Simmered, skimmed and clarified, brodo also happens to be the perfect 5-2 fast day pick me up. Nutritionally dense, it also happens to be low in calories with one warming, healthful homemade cup consisting of anywhere between 17 and 38 calories depending on how much fat has been successfully removed from the broth. As brodo is simply the broth that remains when the bones, vegetables and aromatics have been removed from the soup, I have departed from my usual habit of listing the calorie count of each ingredient separately. The resulting calorie count of your brodo will depend on how successfully you have removed fat from the stock. The easiest way to do this is to place the brodo in the fridge overnight. Any fat in the stock will rise and solidify to the top and is easily removed with a spoon. The hallmark of a well made brodo is a wobbly, gel like consistency when cold. This indicates a good amount of nutrients, including the all important collagen and keratin, have been extracted from the bones.
Beef Broth, Stock or Brodo
Makes 10 – 12 cups. (17 – 38 calories per cup depending on how successfully fat has been removed from the stock)
1.5 kg beef bones, any combination of oxtail, shin and marrow bones
enough cold water to cover the bones, this will depend on size of the stock pot; approximately 4 litres (16 cups)
2 medium carrots, peeled, sliced into chunks
2 stalks celery, sliced into chunks
1 leek, white part only, rinsed well, sliced lengthwise into quarters,
1 large onion, halved and peeled (or 8 long green spring onions, trimmed and cut in half lengthways)
2 cloves garlic, peeled and bruised
1 thumb sized piece of ginger, peeled and sliced thickly
8 sprigs Italian parsley
2 fresh bay leaves
plenty of sea salt flakes, to taste
PREHEAT oven to 180 C and line a roasting tin with baking paper.
RINSE the bones well, removing visible fat.
PLACE onto the baking tray and bake in hot oven for 30 minutes until golden brown.
TRANSFER the roasted bones into a large stock pot with tongs. Add just enough cold water to cover them.

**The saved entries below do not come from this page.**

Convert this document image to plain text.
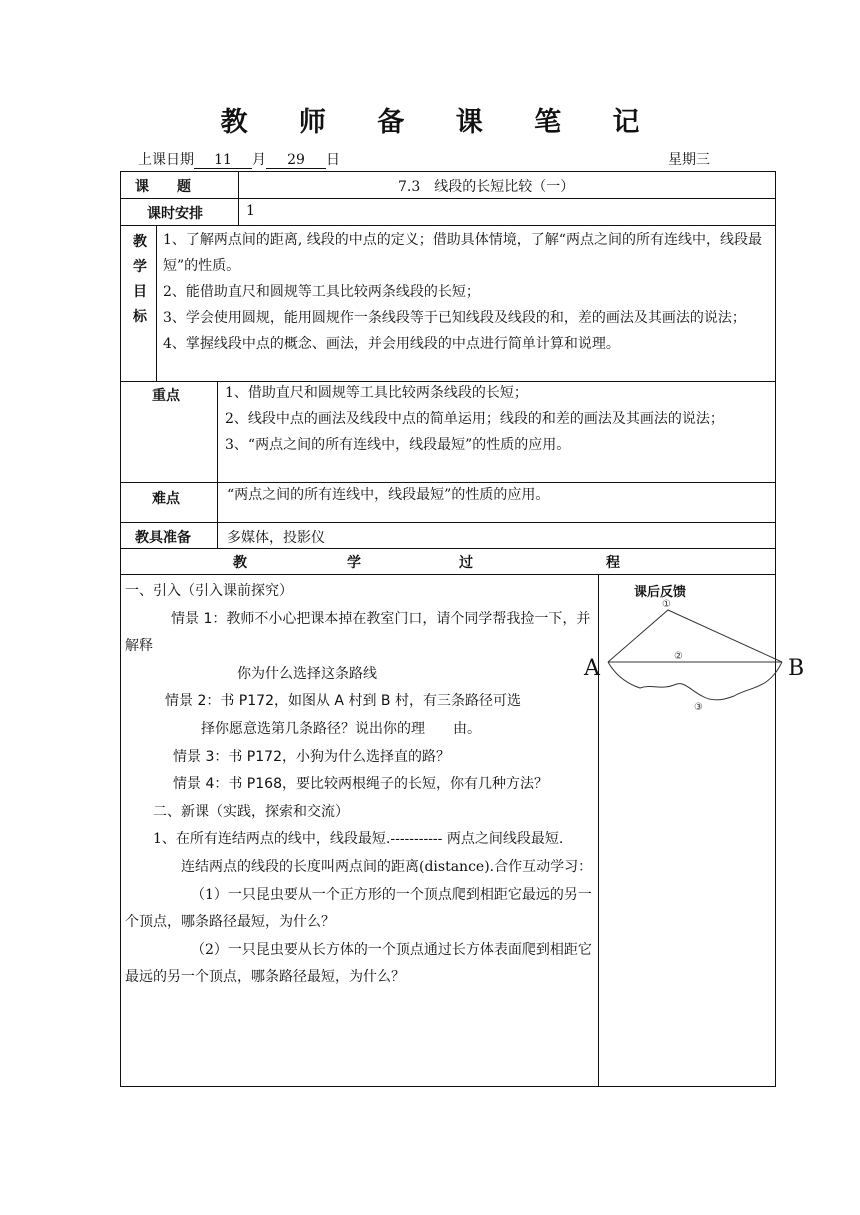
教 师 备 课 笔 记
上课日期 11 月 29 日	星期三
课　　题	7.3　线段的长短比较（一）
课时安排	1
教
学
目
标

1、了解两点间的距离, 线段的中点的定义；借助具体情境，了解“两点之间的所有连线中，线段最短”的性质。

2、能借助直尺和圆规等工具比较两条线段的长短；

3、学会使用圆规，能用圆规作一条线段等于已知线段及线段的和，差的画法及其画法的说法；

4、掌握线段中点的概念、画法，并会用线段的中点进行简单计算和说理。

重点	1、借助直尺和圆规等工具比较两条线段的长短；

2、线段中点的画法及线段中点的简单运用；线段的和差的画法及其画法的说法；

3、“两点之间的所有连线中，线段最短”的性质的应用。

难点	“两点之间的所有连线中，线段最短”的性质的应用。
教具准备	多媒体，投影仪
教	学	过	程

一、引入（引入课前探究）

情景 1：教师不小心把课本掉在教室门口，请个同学帮我捡一下，并解释

你为什么选择这条路线

情景 2：书 P172，如图从 A 村到 B 村，有三条路径可选

择你愿意选第几条路径？说出你的理　　由。

情景 3：书 P172，小狗为什么选择直的路？

情景 4：书 P168，要比较两根绳子的长短，你有几种方法？

二、新课（实践，探索和交流）

1、在所有连结两点的线中，线段最短.----------- 两点之间线段最短.

连结两点的线段的长度叫两点间的距离(distance).合作互动学习：

（1）一只昆虫要从一个正方形的一个顶点爬到相距它最远的另一个顶点，哪条路径最短，为什么？

（2）一只昆虫要从长方体的一个顶点通过长方体表面爬到相距它最远的另一个顶点，哪条路径最短，为什么？

课后反馈
A	B
①
②
③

BRING the water to a bare simmer over moderately low heat. Skim the surface to remove any impurities.
AS THE stock begins to bubble, add the vegetables and aromatics.
ADJUST the heat to a gentle simmer, the bubbles should barely break the surface. Do not allow the broth to boil or the brodo will be cloudy.
SIMMER gently without stirring for 5-6 hours. I prefer to use a diffuser or simmer under my stockpot to ensure a long slow simmer. Skim regularly to remove impurities.
REMOVE from heat. Strain the stock through a fine sieve and discard the solids. Season to taste with sea salt.
PLACE in refrigerator, preferably overnight. The hallmark of a well made brodo is a wobbly, gel like consistency when cold. Any fat in the stock will rise and solidify to the top and is easily removed with a spoon. Remove all visible fat.
STORE in jars or containers in the refrigerator for up to three days or in the freezer for 2-3 months.